FTX and After: Regulation to Protect the Consumers?
FTX crashed. And now FTX’s rival Coinbase urges the government to better regulate the crypto market – in order to protect consumers. While that would be an honorable objective, it actually sounds a lot like ‘regulatory capture’.
Different from what a superficial look would suggest, government regulation is enticing when you’re a solid, big company. Regulation means that companies have to comply with certain rules, and this requires additional expenditures, e.g., hiring a lawyer to analyze and keep track of said regulatory rules, or incurring costs to adjust the product in line with the regulatory guidelines. The quintessence is that regulation creates barriers to entry. It makes it more difficult for start-ups to enter the market and innovatively threaten your company. For these new competitors, it is more difficult to navigate the regulatory framework given that they have less capital, and they may even be disallowed to offer their innovative product on the market. But there is a catch: regulation can also be a threat to your established company.
So, regulation is ambiguous. It can help you, but it can also damage you. The best situation seems to be that the government regulates the market, but that you can sufficiently influence how the government regulates it. While the regulation hampers your profitability, it solidifies your position as one of the big firms in the market, if it is friendly, as it makes market entry for innovative new competitors more difficult. And in the long run, a secure position in the market may be more convenient than having slightly higher profits.
The idea that companies attempt George Stigler’s ‘regulatory capture’ follows naturally from this. Companies have a strong incentive for their industry to be regulated, albeit in a specific way. They thus attempt to influence or capture the regulation. Regulation in many cases will then not be the result of public-spirited politicians and bureaucrats, but the outcome of a process of largely self-interested groups that intend to use the government’s coercive powers for their own advantage.
Having the government support your special interests is great, but there is another catch. It won’t be popular with the citizenry. So the last ingredient to successful regulation is that the public believes that the regulation is in the public interest, and not that of you and your company. With this in mind, let’s turn to the crypto market in the aftermath of FTX.
A couple of days ago FTX, the crypto exchange led by Sam Bankman-Fried, imploded. This leaves many consumers and also investment firms with huge losses. A failure of too little regulation?

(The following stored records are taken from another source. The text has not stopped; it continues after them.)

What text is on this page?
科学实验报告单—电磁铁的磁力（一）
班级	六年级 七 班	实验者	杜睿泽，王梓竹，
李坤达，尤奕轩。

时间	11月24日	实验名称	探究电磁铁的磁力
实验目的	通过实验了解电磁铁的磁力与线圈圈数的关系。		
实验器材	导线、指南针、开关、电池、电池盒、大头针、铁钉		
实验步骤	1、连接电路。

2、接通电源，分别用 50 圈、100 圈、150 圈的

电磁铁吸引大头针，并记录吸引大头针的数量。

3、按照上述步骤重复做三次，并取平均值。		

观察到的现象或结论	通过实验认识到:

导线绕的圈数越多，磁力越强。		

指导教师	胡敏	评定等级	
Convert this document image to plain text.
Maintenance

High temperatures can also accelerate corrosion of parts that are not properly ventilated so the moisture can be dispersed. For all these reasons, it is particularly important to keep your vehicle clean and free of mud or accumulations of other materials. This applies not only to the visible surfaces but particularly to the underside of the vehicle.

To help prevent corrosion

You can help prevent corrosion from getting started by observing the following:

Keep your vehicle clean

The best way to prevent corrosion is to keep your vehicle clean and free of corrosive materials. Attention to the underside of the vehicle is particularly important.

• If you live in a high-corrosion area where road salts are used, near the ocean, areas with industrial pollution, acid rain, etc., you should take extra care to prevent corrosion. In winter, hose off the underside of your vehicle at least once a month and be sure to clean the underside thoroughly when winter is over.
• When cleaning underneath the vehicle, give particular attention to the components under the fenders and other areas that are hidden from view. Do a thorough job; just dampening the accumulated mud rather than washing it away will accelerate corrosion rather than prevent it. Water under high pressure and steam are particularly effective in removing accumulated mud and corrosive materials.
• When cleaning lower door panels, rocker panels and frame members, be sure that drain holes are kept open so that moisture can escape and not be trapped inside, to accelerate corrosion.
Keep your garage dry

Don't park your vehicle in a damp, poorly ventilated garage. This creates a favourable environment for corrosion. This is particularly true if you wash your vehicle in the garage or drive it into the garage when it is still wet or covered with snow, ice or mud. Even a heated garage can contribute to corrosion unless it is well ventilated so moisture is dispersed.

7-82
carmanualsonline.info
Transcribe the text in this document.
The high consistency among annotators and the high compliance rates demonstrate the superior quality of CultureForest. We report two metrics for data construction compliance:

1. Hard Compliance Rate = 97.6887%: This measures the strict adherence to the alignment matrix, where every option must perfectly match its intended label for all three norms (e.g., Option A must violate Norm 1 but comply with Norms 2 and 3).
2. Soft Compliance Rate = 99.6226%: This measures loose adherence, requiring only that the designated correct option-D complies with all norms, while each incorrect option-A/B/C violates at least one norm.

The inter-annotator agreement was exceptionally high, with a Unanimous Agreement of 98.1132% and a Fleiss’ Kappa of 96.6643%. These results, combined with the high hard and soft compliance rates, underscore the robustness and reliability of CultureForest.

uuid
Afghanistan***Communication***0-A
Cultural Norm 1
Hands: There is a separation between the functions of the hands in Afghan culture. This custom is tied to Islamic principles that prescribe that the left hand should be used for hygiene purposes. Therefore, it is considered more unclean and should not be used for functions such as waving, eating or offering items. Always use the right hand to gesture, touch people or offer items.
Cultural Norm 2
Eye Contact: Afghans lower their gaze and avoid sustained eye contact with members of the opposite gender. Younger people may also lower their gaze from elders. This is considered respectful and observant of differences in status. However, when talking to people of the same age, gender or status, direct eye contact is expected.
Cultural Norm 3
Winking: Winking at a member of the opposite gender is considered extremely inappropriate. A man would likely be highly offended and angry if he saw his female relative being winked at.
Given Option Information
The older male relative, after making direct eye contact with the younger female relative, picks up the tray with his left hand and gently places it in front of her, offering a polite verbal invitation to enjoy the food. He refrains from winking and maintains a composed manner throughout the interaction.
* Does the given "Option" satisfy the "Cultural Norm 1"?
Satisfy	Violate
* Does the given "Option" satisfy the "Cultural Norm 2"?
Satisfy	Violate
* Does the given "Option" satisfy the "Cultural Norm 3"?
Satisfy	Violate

The statements of several politicians like Elizabeth Warren and bureaucrats like Gary Gensler suggest this. And if there is too little regulation, the government should surely step in and regulate more and better. Thus Brian Armstrong emphasized that “we need smarter regulation that protects consumers”.
This sounds great. Only Brian Armstrong is the CEO of Coinbase, a big player in the crypto market. The generous CEO who is concerned with the fate of the people? This may be so. But in light of the profit-making nature of companies and the power of the government to aid companies making profit, we should at least be doubtful. Ultimately, Coinbase has an interest in friendly government regulation because that would mean to protect its position against dangerous competition. The best way to fend off innovating competitors is to use government power. And since using government power for anti-competitive purposes isn’t particularly popular, you tell the public that the regulation is in their interest, and not in the interest of you and your company.
Incidentally, attempts at regulatory capture may even have occurred before the breakdown of FTX. After all, it was Sam Bankman-Fried who donated lots of money to politicians and who explained that he is “spending a lot of time talking with members about what constructive things would be on crypto policies and about what can be done to provide federal oversight of it. And so when I go to D.C., that is often what I’m doing.”
Let me be clear, the narrative I put forth need not be true. Perhaps the Coinbase CEO actually means well – for the consumers, that is, and perhaps so did Sam Bankman-Fried. But it may be different. It may be that Coinbase, just as FTX may have done before, simply wants to influence politics in order to secure their market position – while telling the public they want regulation for the public’s wellbeing. After all, this is what a company which wants to make profit – and this for the foreseeable future – should do. At least if the government is not limited in its power to regulate and can thus be captured by particular interests.
Max Molden is a PhD student at the University of Hamburg. He has worked with European Students for Liberty and Prometheus – Das Freiheitsinstitut. He regularly publishes at Der Freydenker.